スキーとゴルフで”日本一”に輝く
2017年の日本ミッドシニアゴルフ選手権で優勝した田村敏明さんが本格的にゴルフを始めたのは、30歳になってからだという。「ずっとスキー競技の選手をやっていて、ゴルフは付き合い程度。ヘタクソだったんですが、競技生活が長かったもので、遊びでやっていても面白くないなと」。
実は、田村さんは法政大学のスキー部出身。全日本学生スキー選手権の男子滑降で優勝という輝かしい実績があり、卒業後はプロスキーヤーとしても活躍していたそう。
ハイレベルな勝負の世界で生きてきた田村さんにとって、競技ゴルフへの挑戦は必然でした。「本格的に始めてから2~3年後には競技に出られるようになりました。ハンディがシングルになったのも、ちょうどその頃。すぐに結果は出ませんでしたが、試合の緊張感が楽しかった。それからですね、御ゴルフの面白さにはまったのは」。
ゴルフで第2の競技人生を始めてから約33年。65歳にして、田村さんは日本の頂点に立った。
「1週間前の日本シニアゴルフ選手権で4位に入賞できて、調子が良い状態で日本ミッドシニアに臨めたんです。特にドライバーの調子が良かったですね」。
という田村さんだが、一昨年まではドライバーの不調に悩んでいたのだとか。
「人間、歳を取ると、どうしても楽しようとするんでしょうね。トップの位置が低く、フラットになっていることに気づいたんです。それで意識的にトップを高く、アップライトに上げるようにしてから、ドライバーの調子が戻ってきたんです」。
フェアウェイキープ率が上がったことで、コース攻略が楽になり、それが悲願の日本タイトル奪取に繋がった。

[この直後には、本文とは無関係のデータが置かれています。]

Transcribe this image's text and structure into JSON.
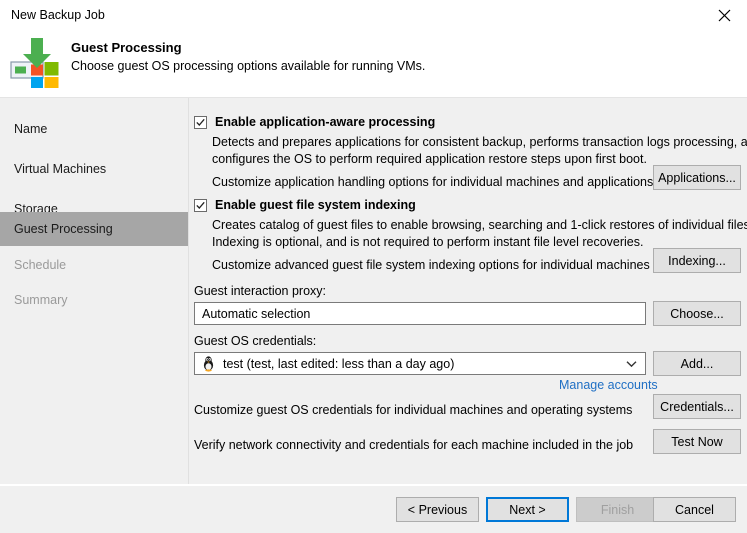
{
  "window": {
    "title": "New Backup Job",
    "close_icon": "close-icon"
  },
  "header": {
    "icon": "windows-guest-processing-icon",
    "title": "Guest Processing",
    "subtitle": "Choose guest OS processing options available for running VMs."
  },
  "sidebar": {
    "items": [
      {
        "label": "Name",
        "state": "normal"
      },
      {
        "label": "Virtual Machines",
        "state": "normal"
      },
      {
        "label": "Storage",
        "state": "normal"
      },
      {
        "label": "Guest Processing",
        "state": "selected"
      },
      {
        "label": "Schedule",
        "state": "disabled"
      },
      {
        "label": "Summary",
        "state": "disabled"
      }
    ],
    "selected_bg": "#a6a6a6"
  },
  "main": {
    "app_aware": {
      "checkbox_checked": true,
      "label": "Enable application-aware processing",
      "desc_line1": "Detects and prepares applications for consistent backup, performs transaction logs processing, and",
      "desc_line2": "configures the OS to perform required application restore steps upon first boot.",
      "desc_line3": "Customize application handling options for individual machines and applications",
      "button": "Applications..."
    },
    "indexing": {
      "checkbox_checked": true,
      "label": "Enable guest file system indexing",
      "desc_line1": "Creates catalog of guest files to enable browsing, searching and 1-click restores of individual files.",
      "desc_line2": "Indexing is optional, and is not required to perform instant file level recoveries.",
      "desc_line3": "Customize advanced guest file system indexing options for individual machines",
      "button": "Indexing..."
    },
    "guest_proxy": {
      "label": "Guest interaction proxy:",
      "value": "Automatic selection",
      "button": "Choose..."
    },
    "guest_credentials": {
      "label": "Guest OS credentials:",
      "value": "test (test, last edited: less than a day ago)",
      "value_icon": "linux-penguin-icon",
      "dropdown_icon": "chevron-down-icon",
      "button": "Add...",
      "manage_link": "Manage accounts"
    },
    "customize_credentials": {
      "text": "Customize guest OS credentials for individual machines and operating systems",
      "button": "Credentials..."
    },
    "verify": {
      "text": "Verify network connectivity and credentials for each machine included in the job",
      "button": "Test Now"
    }
  },
  "footer": {
    "previous": "< Previous",
    "next": "Next >",
    "finish": "Finish",
    "cancel": "Cancel",
    "finish_disabled": true,
    "next_is_default": true,
    "accent": "#0078d7"
  }
}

「ショットの安定には、土台となる下半身がしっかりしていないとダメ。冬場は今でもスキーを楽しんでいるので、それも役立っていると思います。スキーの脚使いはゴルフのスウィングと共通する部分も多いんです。もちろん、毎朝ランニングしたり、かかとを上げ下げして、ふくらはぎの筋肉を強化したりしています」。

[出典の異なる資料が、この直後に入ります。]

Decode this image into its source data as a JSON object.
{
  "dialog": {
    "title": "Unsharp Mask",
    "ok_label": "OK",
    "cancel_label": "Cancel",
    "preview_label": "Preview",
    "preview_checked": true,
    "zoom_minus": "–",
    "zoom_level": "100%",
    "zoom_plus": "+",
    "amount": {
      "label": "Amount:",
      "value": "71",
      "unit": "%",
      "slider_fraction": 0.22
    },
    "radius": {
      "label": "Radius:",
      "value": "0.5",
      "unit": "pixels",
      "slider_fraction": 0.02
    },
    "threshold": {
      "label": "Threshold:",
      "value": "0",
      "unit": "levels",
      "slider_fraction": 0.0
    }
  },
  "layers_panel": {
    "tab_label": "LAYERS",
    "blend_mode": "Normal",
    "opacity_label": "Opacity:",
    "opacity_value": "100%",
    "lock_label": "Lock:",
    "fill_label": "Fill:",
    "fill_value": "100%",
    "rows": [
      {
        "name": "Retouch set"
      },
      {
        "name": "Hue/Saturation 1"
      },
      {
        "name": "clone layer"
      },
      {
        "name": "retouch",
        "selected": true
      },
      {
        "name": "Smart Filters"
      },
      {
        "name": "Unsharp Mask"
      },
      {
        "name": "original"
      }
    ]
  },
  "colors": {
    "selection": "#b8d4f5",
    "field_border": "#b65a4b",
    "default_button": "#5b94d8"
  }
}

65歳にして250Yの飛距離は。この強靭な下半身が支えているのだ。
関東シニア優勝が、今年の最大の目標
日本ミッドシニアでは初日2オーバー、最終日1オーバーと、実に安定したゴルフを展開。それを支えていたのが、得意というグリーン周りのアプローチだ。
「ウチのコースには、アプローチもOKの広い練習グリーンがあるんです。お客様が帰られた後、そのグリーンでアプローチの練習をひたすらしています。たまにコースに出て、ショットの練習をすることもありますが、基本的にはアプローチの練習をすることが多いですね」。
基本のピッチ&ラン、足を使って寄せるアプローチ、そしてフワッと上げる球と、3種類のアプローチを徹底的に磨く。
「スキーの繋がりで、以前から芹澤信雄プロと親しくさせていただいているんです。以前、一緒にラウンドしたときに、実戦的なアプローチの打ち方を教えてくれました。長いラフや逆目のアプローチが苦手だったんですが、上手く打てるようになりました」。
今年は日本ミッドシニア連覇、そして昨年4位と検討した、日本シニアのタイトルが目標だが、「もうひとつ、どうしても優勝したい試合があるんです」と田村さん。それが関東シニアゴルフ選手権。
実は昨年の大会で、田村さんは2位に3打差のトップでホールアウトしながら、過少申告のスコア誤記で失格となってしまったのだ。
「本当に悔しい思いをしたので、今年の関東シニアでぜひ、そのリベンジを果たしたいですね」。